Export to GitHub

abot - issue #77

HtmlAgilityPack throws StackOverflowException on pages with lots of nested tags


Posted on Mar 8, 2013 by Helpful Dog

HtmlAgilityPack throws StackOverflowException on pages with lots of nested tags. This occurs during HtmlDocument.LoadHtml(string). Attached 2 html files that if their content is loaded will throw a StackOverflowException.

Attachments

Comment #1

Posted on Mar 8, 2013 by Helpful Dog

This issue was closed by revision r281.

Comment #2

Posted on Mar 8, 2013 by Helpful Dog

Patched html agility to fix this issue. Added HtmlDocument.OptionMaxNestedChildNodes that can be set to prevent StackOverflowExceptions that are caused by tons of nested tags. It will throw an ApplicationException with message "Document has more than X nested tags. This is likely due to the page not closing tags properly."

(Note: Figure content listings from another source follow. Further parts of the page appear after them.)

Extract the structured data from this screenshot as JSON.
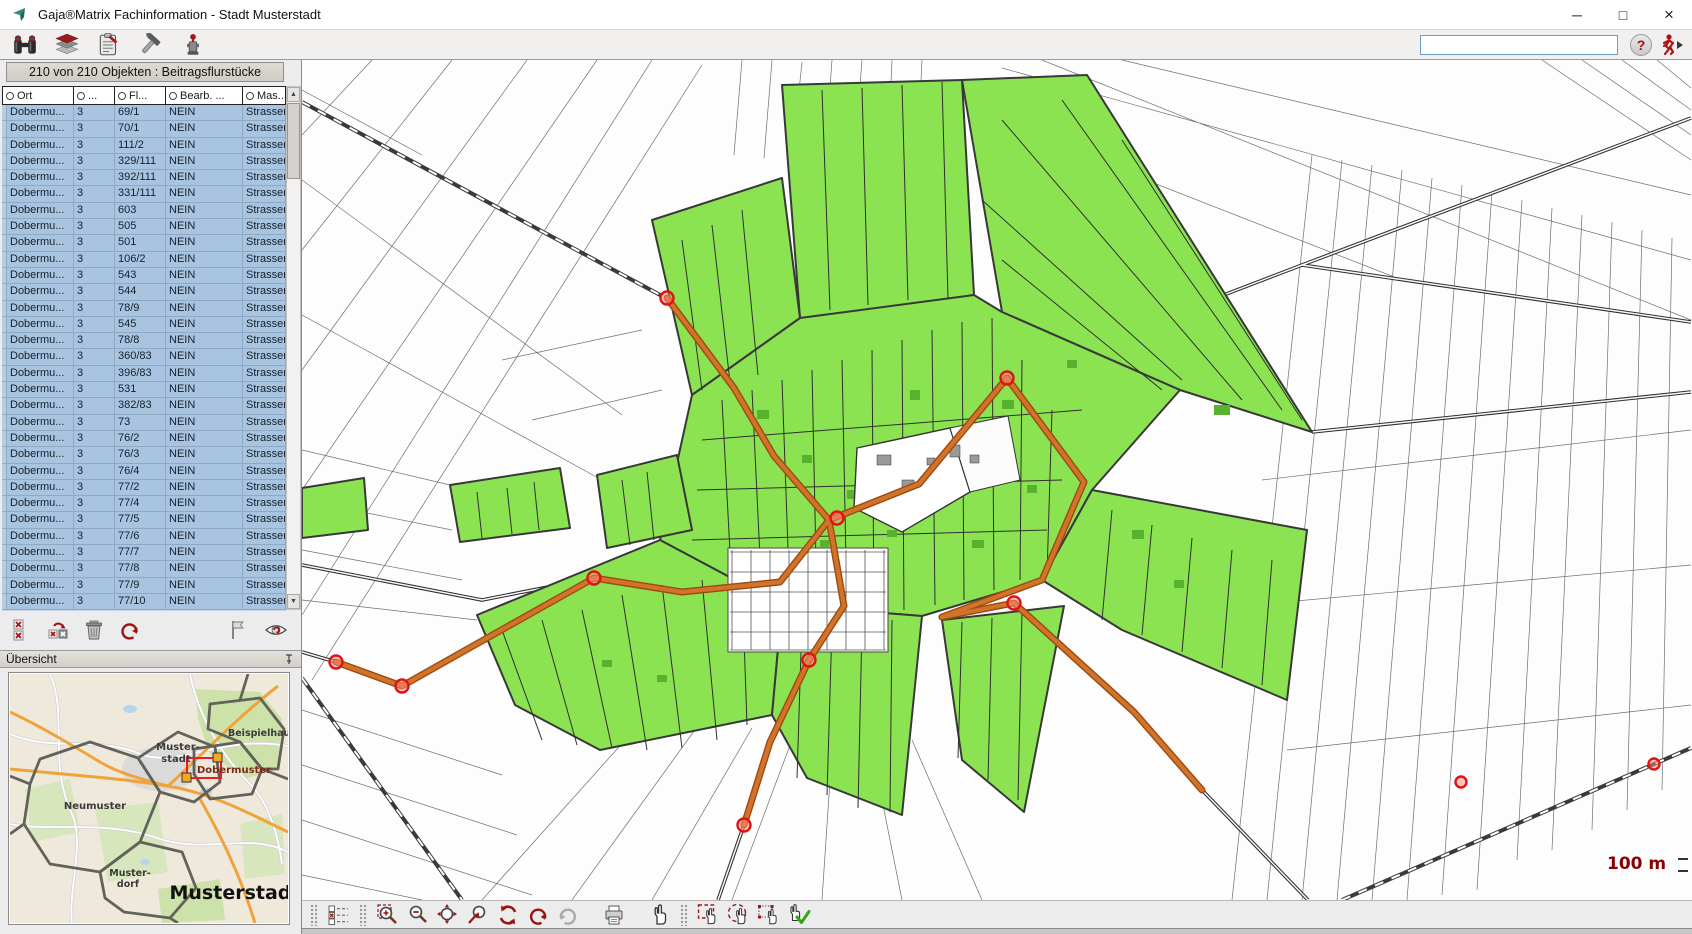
{
  "window": {
    "title": "Gaja®Matrix Fachinformation - Stadt Musterstadt",
    "minimize": "─",
    "maximize": "□",
    "close": "×"
  },
  "toolbar": {
    "icons": [
      "find",
      "layers",
      "report",
      "tools",
      "hydrant"
    ],
    "search_value": "",
    "help_label": "?",
    "exit_icon": "exit-run"
  },
  "results_panel": {
    "header": "210 von 210 Objekten : Beitragsflurstücke",
    "columns": [
      "Ort",
      "...",
      "Fl...",
      "Bearb. ...",
      "Mas..."
    ],
    "rows": [
      {
        "ort": "Dobermu...",
        "nr": "3",
        "fl": "69/1",
        "bearb": "NEIN",
        "mas": "Strassen..."
      },
      {
        "ort": "Dobermu...",
        "nr": "3",
        "fl": "70/1",
        "bearb": "NEIN",
        "mas": "Strassen..."
      },
      {
        "ort": "Dobermu...",
        "nr": "3",
        "fl": "111/2",
        "bearb": "NEIN",
        "mas": "Strassen..."
      },
      {
        "ort": "Dobermu...",
        "nr": "3",
        "fl": "329/111",
        "bearb": "NEIN",
        "mas": "Strassen..."
      },
      {
        "ort": "Dobermu...",
        "nr": "3",
        "fl": "392/111",
        "bearb": "NEIN",
        "mas": "Strassen..."
      },
      {
        "ort": "Dobermu...",
        "nr": "3",
        "fl": "331/111",
        "bearb": "NEIN",
        "mas": "Strassen..."
      },
      {
        "ort": "Dobermu...",
        "nr": "3",
        "fl": "603",
        "bearb": "NEIN",
        "mas": "Strassen..."
      },
      {
        "ort": "Dobermu...",
        "nr": "3",
        "fl": "505",
        "bearb": "NEIN",
        "mas": "Strassen..."
      },
      {
        "ort": "Dobermu...",
        "nr": "3",
        "fl": "501",
        "bearb": "NEIN",
        "mas": "Strassen..."
      },
      {
        "ort": "Dobermu...",
        "nr": "3",
        "fl": "106/2",
        "bearb": "NEIN",
        "mas": "Strassen..."
      },
      {
        "ort": "Dobermu...",
        "nr": "3",
        "fl": "543",
        "bearb": "NEIN",
        "mas": "Strassen..."
      },
      {
        "ort": "Dobermu...",
        "nr": "3",
        "fl": "544",
        "bearb": "NEIN",
        "mas": "Strassen..."
      },
      {
        "ort": "Dobermu...",
        "nr": "3",
        "fl": "78/9",
        "bearb": "NEIN",
        "mas": "Strassen..."
      },
      {
        "ort": "Dobermu...",
        "nr": "3",
        "fl": "545",
        "bearb": "NEIN",
        "mas": "Strassen..."
      },
      {
        "ort": "Dobermu...",
        "nr": "3",
        "fl": "78/8",
        "bearb": "NEIN",
        "mas": "Strassen..."
      },
      {
        "ort": "Dobermu...",
        "nr": "3",
        "fl": "360/83",
        "bearb": "NEIN",
        "mas": "Strassen..."
      },
      {
        "ort": "Dobermu...",
        "nr": "3",
        "fl": "396/83",
        "bearb": "NEIN",
        "mas": "Strassen..."
      },
      {
        "ort": "Dobermu...",
        "nr": "3",
        "fl": "531",
        "bearb": "NEIN",
        "mas": "Strassen..."
      },
      {
        "ort": "Dobermu...",
        "nr": "3",
        "fl": "382/83",
        "bearb": "NEIN",
        "mas": "Strassen..."
      },
      {
        "ort": "Dobermu...",
        "nr": "3",
        "fl": "73",
        "bearb": "NEIN",
        "mas": "Strassen..."
      },
      {
        "ort": "Dobermu...",
        "nr": "3",
        "fl": "76/2",
        "bearb": "NEIN",
        "mas": "Strassen..."
      },
      {
        "ort": "Dobermu...",
        "nr": "3",
        "fl": "76/3",
        "bearb": "NEIN",
        "mas": "Strassen..."
      },
      {
        "ort": "Dobermu...",
        "nr": "3",
        "fl": "76/4",
        "bearb": "NEIN",
        "mas": "Strassen..."
      },
      {
        "ort": "Dobermu...",
        "nr": "3",
        "fl": "77/2",
        "bearb": "NEIN",
        "mas": "Strassen..."
      },
      {
        "ort": "Dobermu...",
        "nr": "3",
        "fl": "77/4",
        "bearb": "NEIN",
        "mas": "Strassen..."
      },
      {
        "ort": "Dobermu...",
        "nr": "3",
        "fl": "77/5",
        "bearb": "NEIN",
        "mas": "Strassen..."
      },
      {
        "ort": "Dobermu...",
        "nr": "3",
        "fl": "77/6",
        "bearb": "NEIN",
        "mas": "Strassen..."
      },
      {
        "ort": "Dobermu...",
        "nr": "3",
        "fl": "77/7",
        "bearb": "NEIN",
        "mas": "Strassen..."
      },
      {
        "ort": "Dobermu...",
        "nr": "3",
        "fl": "77/8",
        "bearb": "NEIN",
        "mas": "Strassen..."
      },
      {
        "ort": "Dobermu...",
        "nr": "3",
        "fl": "77/9",
        "bearb": "NEIN",
        "mas": "Strassen..."
      },
      {
        "ort": "Dobermu...",
        "nr": "3",
        "fl": "77/10",
        "bearb": "NEIN",
        "mas": "Strassen..."
      }
    ],
    "actions": [
      "discard-selection",
      "reload-selection",
      "delete",
      "undo",
      "flag",
      "visibility"
    ]
  },
  "overview_panel": {
    "title": "Übersicht",
    "labels": {
      "beispielhausen": "Beispielhausen",
      "muster1": "Muster-",
      "muster2": "stadt",
      "dobermuster": "Dobermuster",
      "neumuster": "Neumuster",
      "dorf1": "Muster-",
      "dorf2": "dorf",
      "city": "Musterstadt"
    }
  },
  "map": {
    "scale_label": "100 m",
    "tools": [
      "legend",
      "zoom-in",
      "zoom-out",
      "zoom-extent",
      "zoom-previous",
      "refresh",
      "undo",
      "redo",
      "print",
      "pan",
      "select-rect",
      "select-circle",
      "select-polygon",
      "accept-selection"
    ]
  },
  "colors": {
    "selection_green": "#8ce352",
    "road_orange": "#cc6f2c",
    "marker_red": "#e21b1b",
    "row_blue": "#a9c4e1",
    "scale_red": "#8b0000"
  }
}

Usage... HtmlDocument hapDoc = new HtmlDocument(); hapDoc.OptionMaxNestedChildNodes = 5000; try { hapDoc.LoadHtml(RawContent); } catch (Exception e) { hapDoc.LoadHtml(""); }

Attached new HtmlAgilityPack.dll assembly. Will submit this patch to the HtmlAgilityPack project site.

Attachments

Comment #3

Posted on Mar 8, 2013 by Helpful Dog

Added all source and binary to the hap project site...

http://www.codeplex.com/site/users/view/sjdirect

Comment #4

Posted on Mar 8, 2013 by Helpful Dog

Attached full patch zip submitted to hap project

Attachments

Comment #5

Posted on Mar 16, 2013 by Massive Panda

Comment deleted

Comment #6

Posted on Sep 3, 2013 by Swift Lion

Hello, Although I am using - as recommended - your HtmlAgilityPack.dll , I am still getting the StackOverFlow exception, Please check the screenshot.

Hope you can help in this.

Thanks in advance.

Attachments

Comment #7

Posted on Sep 3, 2013 by Helpful Dog

Hi, can you narrow it down to a single page/url? HAP uses many stacks in its implementation. I only fixed one related to nested html tags, it is likely that there are other conditions that can cause stackoverflows.

Comment #8

Posted on Sep 4, 2013 by Swift Lion

Hello, I was applying the crawler to the following site : http://www.gesetze-im-internet.de/aktuell.html , getting the xmls within it, its over 200 000 pages with nested html Tags. Somehow I think its related with VisualStudio Stack, I will test this today, just wanted to let you know :)

Comment #9

Posted on Jul 10, 2015 by Helpful Dog

Turns out that using HtmlDocument.OptionFixNestedTags = true solves this issue without needing the patched version..

Status: Fixed

Labels:
Type-Defect Priority-High